Kegiatan berlangsung di Ruang Diklat BKPSDM Nunukan, Senin (24/11/25) dan dibuka Plt Sekretaris Daerah, Raden Iwan Kurniawan.
Bimtek menghadirkan peserta dari BPBD, tim relawan, serta perwakilan Organisasi Perangkat Daerah.
Materi pelatihan meliputi Pengkajian Kebutuhan Pascabencana (Jitupasna), penyusunan Rencana Rehabilitasi dan Rekonstruksi (R3P), serta penguatan Tim Reaksi Cepat (TRC).

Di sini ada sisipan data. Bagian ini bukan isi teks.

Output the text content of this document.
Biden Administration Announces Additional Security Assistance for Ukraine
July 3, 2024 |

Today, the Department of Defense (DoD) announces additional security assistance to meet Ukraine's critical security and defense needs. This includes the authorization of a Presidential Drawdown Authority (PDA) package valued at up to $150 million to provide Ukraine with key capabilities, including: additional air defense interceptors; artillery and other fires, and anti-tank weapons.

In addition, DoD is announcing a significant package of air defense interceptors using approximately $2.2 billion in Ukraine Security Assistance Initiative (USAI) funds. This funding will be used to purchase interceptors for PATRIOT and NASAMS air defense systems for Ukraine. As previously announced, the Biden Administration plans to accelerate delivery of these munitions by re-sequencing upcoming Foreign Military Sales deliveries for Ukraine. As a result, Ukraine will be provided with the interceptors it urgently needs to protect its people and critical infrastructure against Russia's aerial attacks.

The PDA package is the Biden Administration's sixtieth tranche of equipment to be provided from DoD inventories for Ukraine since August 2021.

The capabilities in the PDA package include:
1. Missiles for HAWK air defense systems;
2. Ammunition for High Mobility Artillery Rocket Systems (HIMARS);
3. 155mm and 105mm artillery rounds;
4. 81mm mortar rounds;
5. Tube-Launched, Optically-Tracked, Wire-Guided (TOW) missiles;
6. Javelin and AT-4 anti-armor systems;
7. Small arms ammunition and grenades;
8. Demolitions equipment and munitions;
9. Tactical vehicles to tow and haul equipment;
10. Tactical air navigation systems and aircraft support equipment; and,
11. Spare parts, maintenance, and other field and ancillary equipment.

Dalam sambutan pembukaan, Iwan menilai pelatihan ini dibutuhkan mengingat intensitas bencana yang kerap terjadi di sejumlah wilayah Nunukan.
Banjir, longsor, angin kencang, dan kebakaran permukiman disebut sebagai ancaman yang memerlukan sistem penanganan lebih terstruktur.
“Kami ingin penanganan darurat dan pascabencana di Nunukan bisa lebih cepat dan terkoordinasi,” ujar Iwan saat menyampaikan arahan ke peserta diklat.
Ia menyebut kemampuan pengumpulan data awal menjadi dasar keputusan yang tepat di lapangan.